The old year went, and the new returned, in the withering weeks of drought,
The cheque was spent that the shearer earned,
and the sheds were all cut out;
The publican’s words were short and few,
and the publican’s looks were black—
And the time had come, as the shearer knew, to carry his swag Out Back.
For time means tucker, and tramp you must,
where the scrubs and plains are wide,
With seldom a track that a man can trust, or a mountain peak to guide;
All day long in the dust and heat—when summer is on the track—
With stinted stomachs and blistered feet,
they carry their swags Out Back.
He tramped away from the shanty there, when the days were long and hot,
With never a soul to know or care if he died on the track or not.
The poor of the city have friends in woe, no matter how much they lack,
But only God and the swagmen know how a poor man fares Out Back.
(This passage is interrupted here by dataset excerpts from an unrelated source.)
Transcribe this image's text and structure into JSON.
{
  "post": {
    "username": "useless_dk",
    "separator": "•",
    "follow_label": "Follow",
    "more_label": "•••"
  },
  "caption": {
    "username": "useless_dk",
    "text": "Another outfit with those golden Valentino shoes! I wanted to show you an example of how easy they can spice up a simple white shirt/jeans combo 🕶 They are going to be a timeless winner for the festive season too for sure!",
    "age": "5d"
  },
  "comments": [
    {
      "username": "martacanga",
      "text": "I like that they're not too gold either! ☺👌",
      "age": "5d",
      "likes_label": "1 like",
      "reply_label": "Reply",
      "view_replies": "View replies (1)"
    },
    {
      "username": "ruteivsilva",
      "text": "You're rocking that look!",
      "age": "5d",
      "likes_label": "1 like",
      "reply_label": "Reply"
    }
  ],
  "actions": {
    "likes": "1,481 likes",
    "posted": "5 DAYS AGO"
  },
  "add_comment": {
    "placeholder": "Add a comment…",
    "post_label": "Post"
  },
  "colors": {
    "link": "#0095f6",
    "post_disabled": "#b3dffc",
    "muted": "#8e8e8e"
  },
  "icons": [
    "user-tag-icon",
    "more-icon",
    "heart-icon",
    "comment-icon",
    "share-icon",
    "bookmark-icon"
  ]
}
He begged his way on the parched Paroo and the Warrego tracks once more,
And lived like a dog, as the swagmen do, till the Western stations shore;
But men were many, and sheds were full, for work in the town was slack—
The traveller never got hands in wool,
though he tramped for a year Out Back.
In stifling noons when his back was wrung
by its load, and the air seemed dead,
And the water warmed in the bag that hung to his aching arm like lead,
Or in times of flood, when plains were seas,
and the scrubs were cold and black,
He ploughed in mud to his trembling knees, and paid for his sins Out Back.